According to director Rune Abrahamsen of Moelven Limtre AS, the answer is mainly because “HoHo-tower” in Vienna – which will stand 84 metres tall – will not be defined as a timber building.
“For a start, Hoho is not a timber building according to how the definition of this will be. It’s a wood-concrete-hybrid building – also known as a composite. Second, the building will not be completed until a month after “Mjøstårnet” is completed. But the latter is a moot point if the first is correct. And there is little doubt that this will be the case,” Abrahamsen says.
The Norwegian glulam boss and civil engineer’s expertise on large timber structures and tall timber buildings is attracting international attention. This is why he was invited down under to take part in a workshop under the auspices of CTBUH (Council On Tall Buildings And Urban Habitats) in October. The workshop was held just before a major conference on tall buildings. The conference was Sydney CTBUH 2017 International Conference.
Abrahamsen gave a presentation at the “Tall Timber Workshop” on what will become the world’s tallest timber building – Mjøstårnet. He then took part in discussions throughout the day on what the international standard should be for what can be called a timber building.
“Both at the workshop and in the conference there were discussions with experts from all over the world. The reason is that a lot of timber projects have claimed to be the world’s tallest, Europe’s largest and America’s tallest apartment building. Lacking rules, most can rightly make such claims, Abrahamsen says.
On behalf of CTBUH, Englishman Dr. Robert Foster – who also was a part of the expert group in Sydney – created a proposal based on the discussions, which will be sent to the CTBUH steering committee. There is reason to believe that CTBUH will approve this proposal some time in the winter, and that we then will have a clear international standard for what may be called a timber building.
“According to this proposal, both “Treet” in Bergen and “Mjøstårnet” in Brumunddal will be defined as timber buildings, while buildings with supporting concrete cores – such as “HoHo” in Vienna and Brock Commons in Vancouver – will be defined as wood-concrete hybrid buildings – or composite buildings. Subsequently one may expect that Mjøstårnet will be named the world’s tallest timber building when completed,” Abrahamsen says.
Wood most important
Abrahamsen nevertheless emphasizes that for Moelven and the environment in general, it is important that smart wood solutions are used in as many buildings as possible, preferably in combination with other materials, regardless of whether the building is defined as one thing or the other.
“And we can contribute to this. The composite buildings in Vienna and Vancouver demonstrate how one can build tall and large buildings with a lot of wood. Although the buildings are not defined as timber buildings, they are outstanding examples of how one can achieve major reductions in greenhouse gas emissions by combining materials,” he says.

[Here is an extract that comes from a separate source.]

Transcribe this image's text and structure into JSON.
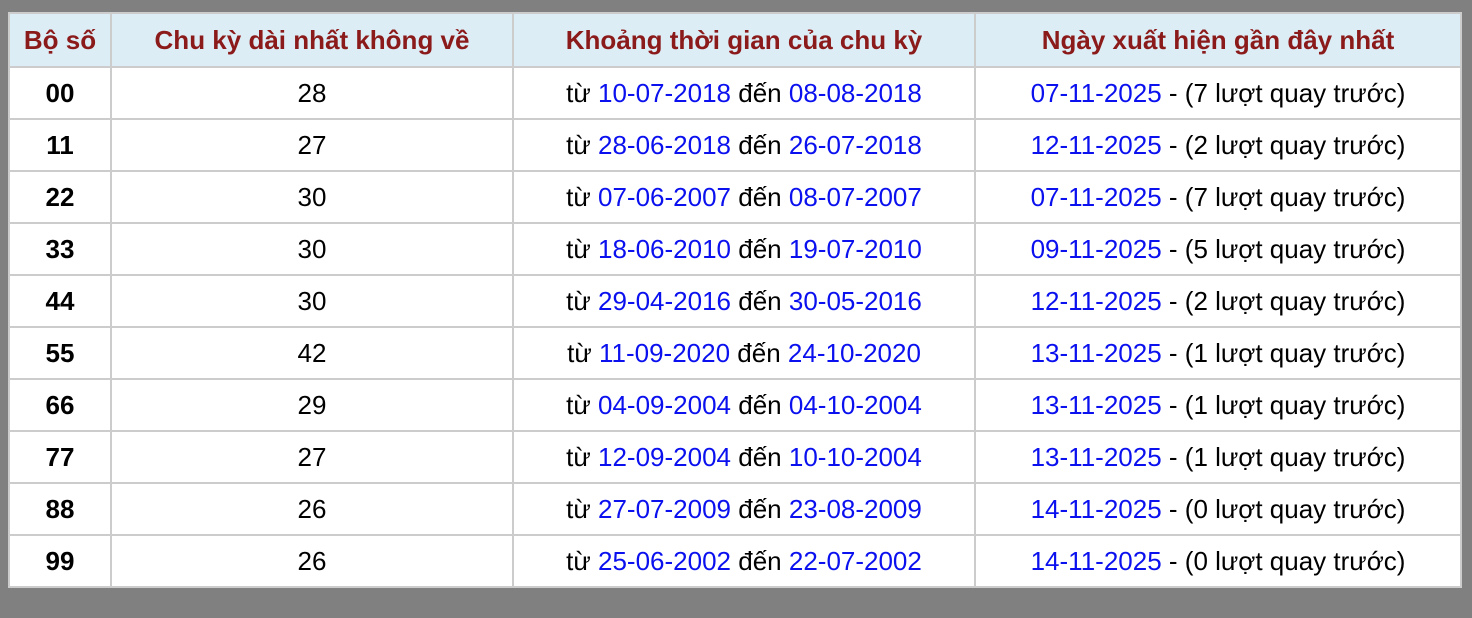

CTBUH is a huge organization with a major impact in the international construction industry. The organization safeguards the interests of those who build and are interested in skyscrapers. Currently skyscrapers approaching a kilometre in height are being built. CTBUH is globally recognized for establishing measuring rules, definitions and categories that are used by the Guinness Book of Records, among other things.
Abrahamsen says that the proposal Robert Foster has sent to the steering committee of CTBUH is very important.
“As of today, there is no international standard or category for timber buildings. There are only categories and standards for steel, concrete, composite and combined structures (steel/concrete or concrete/steel). The proposal that likely will be approved, is thus important for the entire industry,” Abrahamsen says.
Climate is all the rage
Abrahamsen says that the climate issue is far more important than it has been previously on the international stage.
“Building with wood is all the rage. It’s probably one of the reasons the topic is coming to the fore now,” Abrahamsen says.